Sicherheits- und Gesundheitsschutzkoordination
Aufgaben, Pflichten und Mehrwert
Die Baustellensicherheit ist Verantwortung aller Beteiligter. Bei Großprojekten mit mehreren beauftragten Firmen auf der Baustelle sind Auftraggebende nach §3 der Baustellenverordnung (BaustellV) dazu verpflichtet, einen oder mehrere SiGeKo (Sicherheits- und Gesundheitsschutzkoordinator*in) für die Planung und Ausführung hinzuzuziehen. Ist die Bauherrschaft qualifiziert, kann diese die Leistung des SiGeKo selbst übernehmen.
Was sind die Leistungen des SiGeKo?
Aufgabe der Sicherheits- und Gesundheitsschutzkoordinator*innen ist es, einen Überblick über alle geplanten Baumaßnahmen zu behalten und diese im Hinblick auf die Baustellensicherheit zu prüfen. Hierzu werden etwa in der Planungsphase regelmäßige Sicherheitsbesprechungen einberufen, in denen Planende über erforderliche Maßnahmen aufgeklärt und Arbeitsschutzregeln für die Baustelle frühzeitig besprochen werden, um diese entsprechend in der Baustellenplanung, aber auch in der Ausschreibung und in den Bauvertragsunterlagen zu berücksichtigen. Während der aktiven Baustelle koordiniert der oder die SiGeKo zudem die Zusammenarbeit der verschiedenen Gewerke und gewährleistet die Einhaltung der allgemeinen Grundsätze nach §4 des Arbeitsschutzgesetzes und der Baustellenverordnung. Bei Planungsänderungen sollten SiGeKos möglichst schnell informiert werden, um mögliche Gefahrensituationen zu vermeiden.
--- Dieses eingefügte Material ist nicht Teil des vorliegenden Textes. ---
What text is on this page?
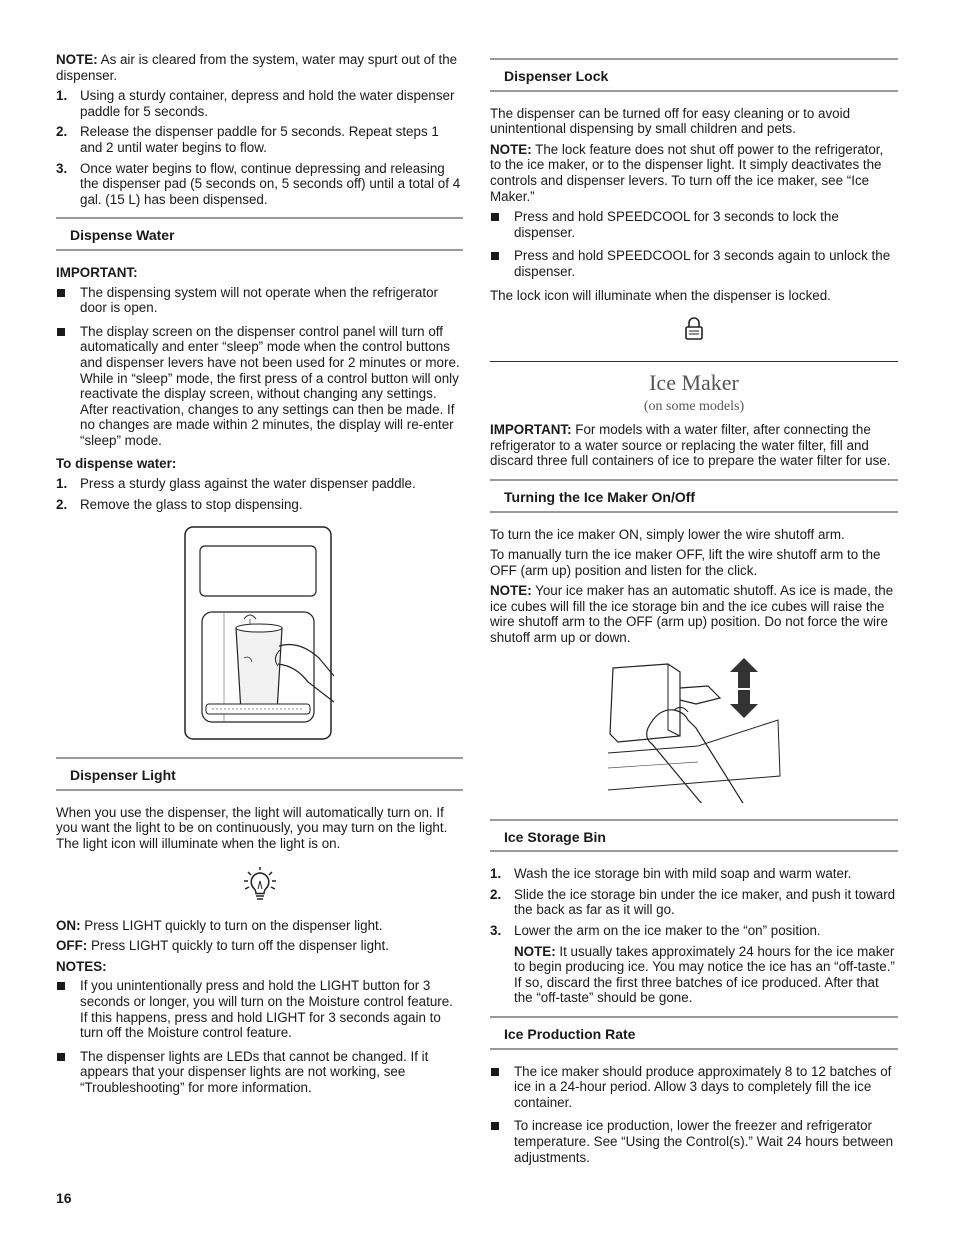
NOTE: As air is cleared from the system, water may spurt out of the dispenser.

1. Using a sturdy container, depress and hold the water dispenser paddle for 5 seconds.
2. Release the dispenser paddle for 5 seconds. Repeat steps 1 and 2 until water begins to flow.
3. Once water begins to flow, continue depressing and releasing the dispenser pad (5 seconds on, 5 seconds off) until a total of 4 gal. (15 L) has been dispensed.
Dispense Water
IMPORTANT:
The dispensing system will not operate when the refrigerator door is open.
The display screen on the dispenser control panel will turn off automatically and enter “sleep” mode when the control buttons and dispenser levers have not been used for 2 minutes or more. While in “sleep” mode, the first press of a control button will only reactivate the display screen, without changing any settings. After reactivation, changes to any settings can then be made. If no changes are made within 2 minutes, the display will re-enter “sleep” mode.
To dispense water:
1. Press a sturdy glass against the water dispenser paddle.
2. Remove the glass to stop dispensing.
Dispenser Light

When you use the dispenser, the light will automatically turn on. If you want the light to be on continuously, you may turn on the light. The light icon will illuminate when the light is on.

ON: Press LIGHT quickly to turn on the dispenser light.

OFF: Press LIGHT quickly to turn off the dispenser light.

NOTES:
If you unintentionally press and hold the LIGHT button for 3 seconds or longer, you will turn on the Moisture control feature. If this happens, press and hold LIGHT for 3 seconds again to turn off the Moisture control feature.
The dispenser lights are LEDs that cannot be changed. If it appears that your dispenser lights are not working, see “Troubleshooting” for more information.
Dispenser Lock

The dispenser can be turned off for easy cleaning or to avoid unintentional dispensing by small children and pets.

NOTE: The lock feature does not shut off power to the refrigerator, to the ice maker, or to the dispenser light. It simply deactivates the controls and dispenser levers. To turn off the ice maker, see “Ice Maker.”

Press and hold SPEEDCOOL for 3 seconds to lock the dispenser.
Press and hold SPEEDCOOL for 3 seconds again to unlock the dispenser.

The lock icon will illuminate when the dispenser is locked.

Ice Maker
(on some models)

IMPORTANT: For models with a water filter, after connecting the refrigerator to a water source or replacing the water filter, fill and discard three full containers of ice to prepare the water filter for use.

Turning the Ice Maker On/Off

To turn the ice maker ON, simply lower the wire shutoff arm.

To manually turn the ice maker OFF, lift the wire shutoff arm to the OFF (arm up) position and listen for the click.

NOTE: Your ice maker has an automatic shutoff. As ice is made, the ice cubes will fill the ice storage bin and the ice cubes will raise the wire shutoff arm to the OFF (arm up) position. Do not force the wire shutoff arm up or down.

Ice Storage Bin
1. Wash the ice storage bin with mild soap and warm water.
2. Slide the ice storage bin under the ice maker, and push it toward the back as far as it will go.
3. Lower the arm on the ice maker to the “on” position.

NOTE: It usually takes approximately 24 hours for the ice maker to begin producing ice. You may notice the ice has an “off-taste.” If so, discard the first three batches of ice produced. After that the “off-taste” should be gone.

Ice Production Rate
The ice maker should produce approximately 8 to 12 batches of ice in a 24-hour period. Allow 3 days to completely fill the ice container.
To increase ice production, lower the freezer and refrigerator temperature. See “Using the Control(s).” Wait 24 hours between adjustments.
16
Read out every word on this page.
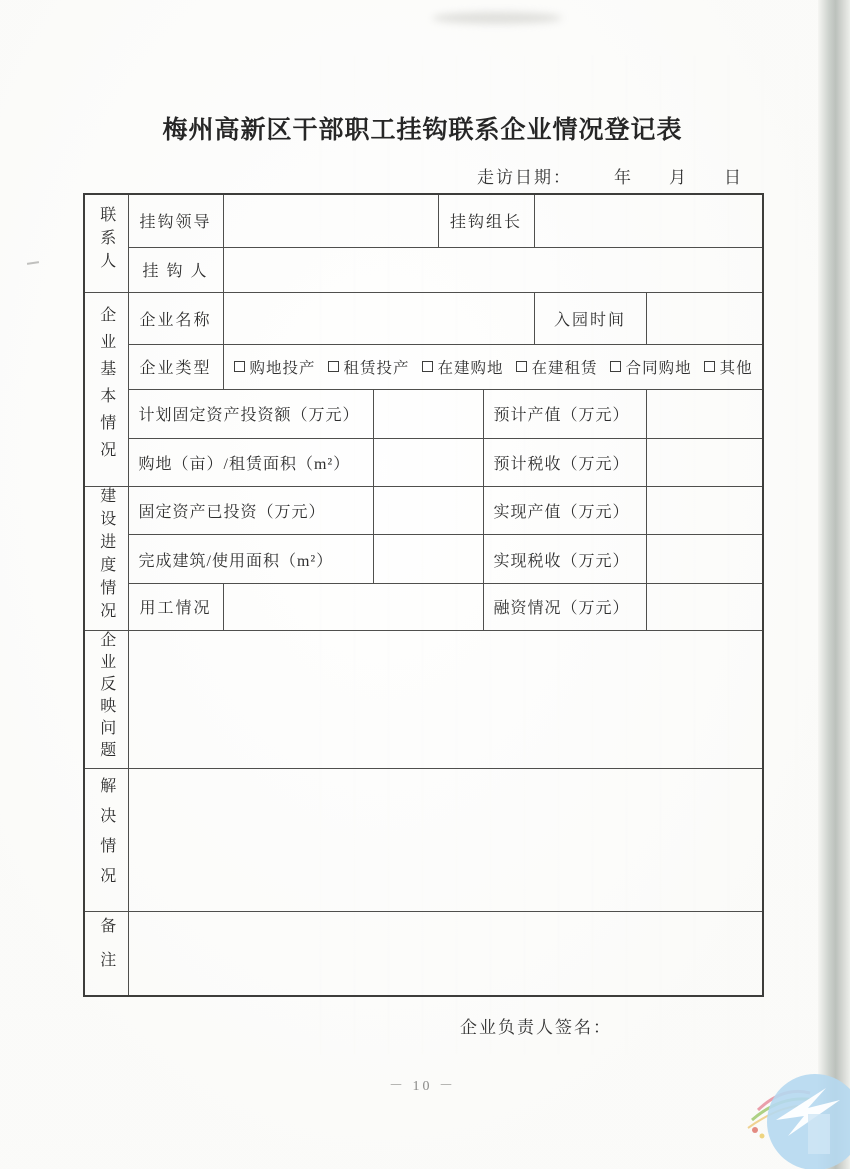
梅州高新区干部职工挂钩联系企业情况登记表
走访日期： 年 月 日
联系人	挂钩领导			挂钩组长			
	挂 钩 人						
企业基本情况	企业名称					入园时间	
企业类型	购地投产 租赁投产 在建购地 在建租赁 合同购地 其他

	计划固定资产投资额（万元）				预计产值（万元）		
	购地（亩）/租赁面积（m²）				预计税收（万元）		
建设进度情况	固定资产已投资（万元）				实现产值（万元）		
	完成建筑/使用面积（m²）				实现税收（万元）		
	用工情况				融资情况（万元）		
企业反映问题							
解决情况							
备注							
企业负责人签名：
－ 10 －
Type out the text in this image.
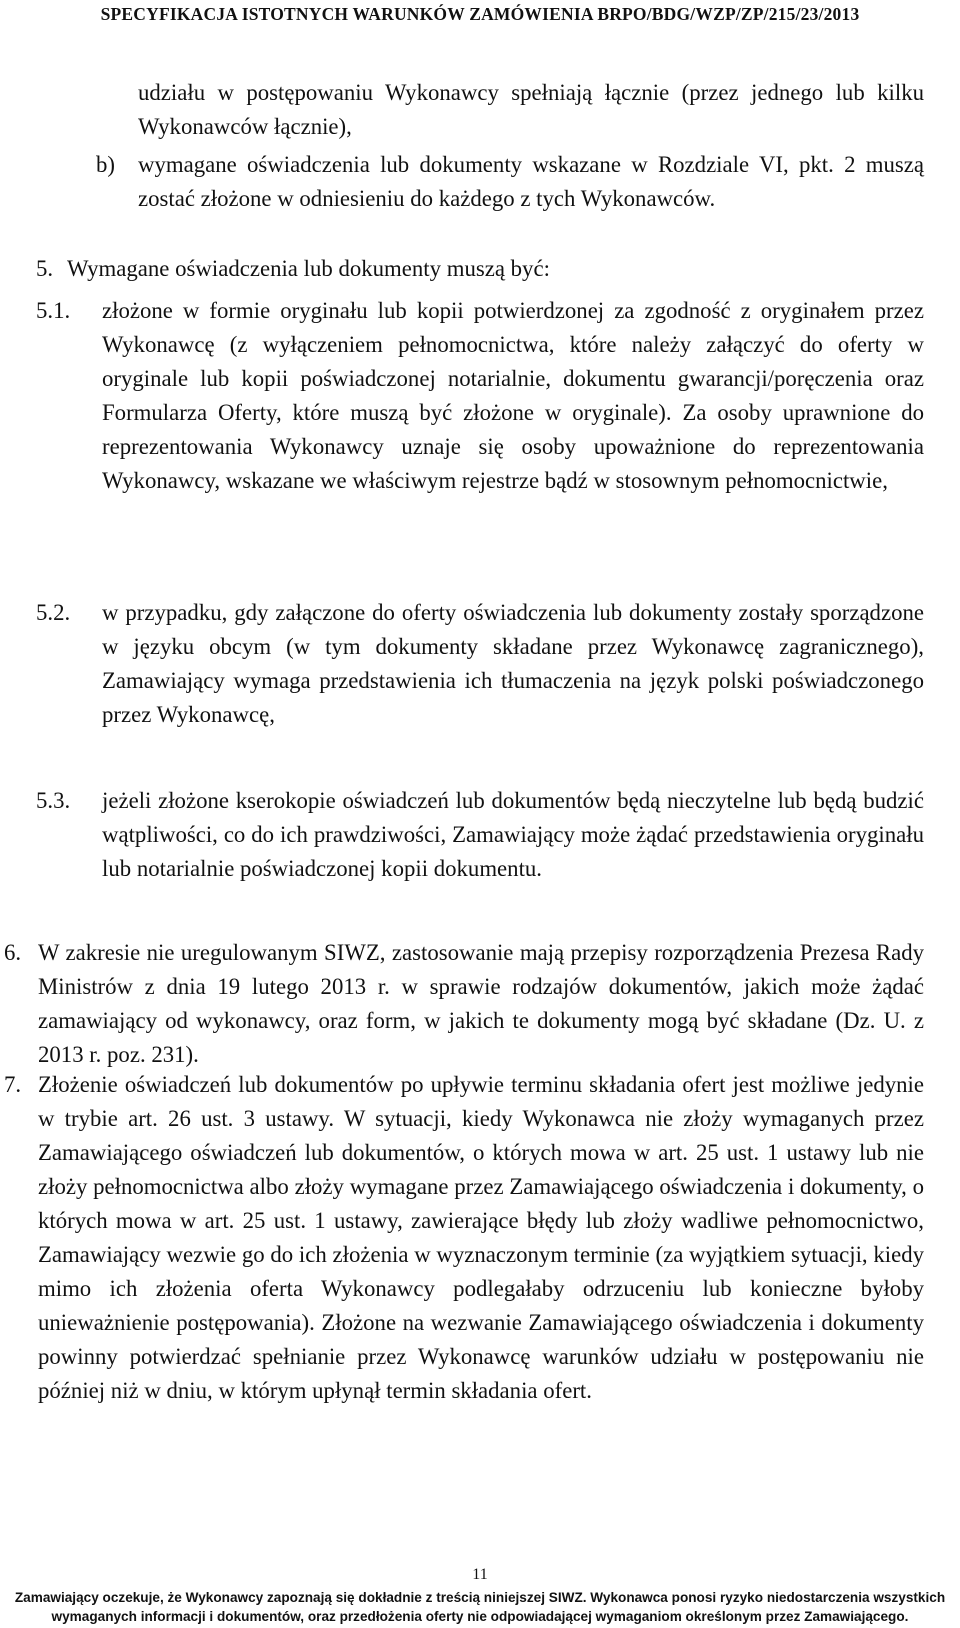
SPECYFIKACJA ISTOTNYCH WARUNKÓW ZAMÓWIENIA BRPO/BDG/WZP/ZP/215/23/2013

udziału w postępowaniu Wykonawcy spełniają łącznie (przez jednego lub kilku Wykonawców łącznie),

b) wymagane oświadczenia lub dokumenty wskazane w Rozdziale VI, pkt. 2 muszą zostać złożone w odniesieniu do każdego z tych Wykonawców.

5. Wymagane oświadczenia lub dokumenty muszą być:

5.1. złożone w formie oryginału lub kopii potwierdzonej za zgodność z oryginałem przez Wykonawcę (z wyłączeniem pełnomocnictwa, które należy załączyć do oferty w oryginale lub kopii poświadczonej notarialnie, dokumentu gwarancji/poręczenia oraz Formularza Oferty, które muszą być złożone w oryginale). Za osoby uprawnione do reprezentowania Wykonawcy uznaje się osoby upoważnione do reprezentowania Wykonawcy, wskazane we właściwym rejestrze bądź w stosownym pełnomocnictwie,

5.2. w przypadku, gdy załączone do oferty oświadczenia lub dokumenty zostały sporządzone w języku obcym (w tym dokumenty składane przez Wykonawcę zagranicznego), Zamawiający wymaga przedstawienia ich tłumaczenia na język polski poświadczonego przez Wykonawcę,

5.3. jeżeli złożone kserokopie oświadczeń lub dokumentów będą nieczytelne lub będą budzić wątpliwości, co do ich prawdziwości, Zamawiający może żądać przedstawienia oryginału lub notarialnie poświadczonej kopii dokumentu.

6. W zakresie nie uregulowanym SIWZ, zastosowanie mają przepisy rozporządzenia Prezesa Rady Ministrów z dnia 19 lutego 2013 r. w sprawie rodzajów dokumentów, jakich może żądać zamawiający od wykonawcy, oraz form, w jakich te dokumenty mogą być składane (Dz. U. z 2013 r. poz. 231).

7. Złożenie oświadczeń lub dokumentów po upływie terminu składania ofert jest możliwe jedynie w trybie art. 26 ust. 3 ustawy. W sytuacji, kiedy Wykonawca nie złoży wymaganych przez Zamawiającego oświadczeń lub dokumentów, o których mowa w art. 25 ust. 1 ustawy lub nie złoży pełnomocnictwa albo złoży wymagane przez Zamawiającego oświadczenia i dokumenty, o których mowa w art. 25 ust. 1 ustawy, zawierające błędy lub złoży wadliwe pełnomocnictwo, Zamawiający wezwie go do ich złożenia w wyznaczonym terminie (za wyjątkiem sytuacji, kiedy mimo ich złożenia oferta Wykonawcy podlegałaby odrzuceniu lub konieczne byłoby unieważnienie postępowania). Złożone na wezwanie Zamawiającego oświadczenia i dokumenty powinny potwierdzać spełnianie przez Wykonawcę warunków udziału w postępowaniu nie później niż w dniu, w którym upłynął termin składania ofert.

11
Zamawiający oczekuje, że Wykonawcy zapoznają się dokładnie z treścią niniejszej SIWZ. Wykonawca ponosi ryzyko niedostarczenia wszystkich
wymaganych informacji i dokumentów, oraz przedłożenia oferty nie odpowiadającej wymaganiom określonym przez Zamawiającego.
Neben den Planungsleistungen bieten die Koordinator*innen Unterstützung bei der Abstimmung mit zuständigen Behörden, etwa der Gewerbeaufsicht oder dem Amt für Arbeitsschutz.
Planungsphase:
- Vorausschauende Identifizierung möglicher Sicherheits- und Gesundheitsrisiken auf der Baustelle
- Maßnahmenplanung zur Sicherheit und Gesundheit der Beschäftigten nach §4 Arbeitsschutzgesetz
- Mitwirkend bei der Planung der Baustelleneinrichtung
- Beratung bei der Terminplanung
Ausführungsphase:
- SiGe-Plan weiterführend an Bedingungen anpassen
- Zuständigkeit für die Einhaltung des SiGe-Plans
- Koordination der Zusammenarbeit der Beteiligten hinsichtlich der Sicherheit und Gesundheit
- Planung- und Durchführung der Sicherheitsbesprechungen
- Sicherung des Grundstücks nach außen
Verantwortungen und Überschneidungen
Rechtliche Grundlagen
Während Bauunternehmen vorwiegend für den Arbeitsschutz verantwortlich waren und Architekt*innen insbesondere bei der Planung und Bauüberwachung für die Sicherheit hafteten – wenn auch nur eingeschränkt –, konnten Bauherr*innen ihre Verkehrssicherungspflichten weitgehend auf diese übertragen. Mit dem Inkrafttreten der Baustellenverordnung (BaustellV) im Juli 1998 wurden die Verantwortlichkeiten bezüglich der Baustellensicherheit neu zugeordnet und Bauherr*innen stärker in die Verantwortung gezogen. Bei Baustellen mit mehreren Arbeitgeber*innen muss in der Regel ein SiGeKo einberufen werden. Bei Großprojekten mit besonderer Gefährdung müssen zudem Vorankündigungen an die zuständigen Behörden erfolgen und Sicherheits- und Gesundheitsschutzpläne erstellt werden.
SiGeKos übernehmen dabei nicht die Verantwortungen der Bauherrschaft, sondern unterstützen viel mehr bei der Einhaltung dieser. Sofern nicht vertraglich festgelegt, sind SiGeKos nicht weisungsbefugt. Grundsätzlich haften diese nur dann, wenn sie einen Vertragsbruch begehen, oder gegen die Baustellenverordnung verstoßen und in diesem Zuge Schäden entstehen. Unternehmer*innen müssen weiterhin Sorge tragen, dass niemand durch die betriebene Baustelle zu Schaden kommt.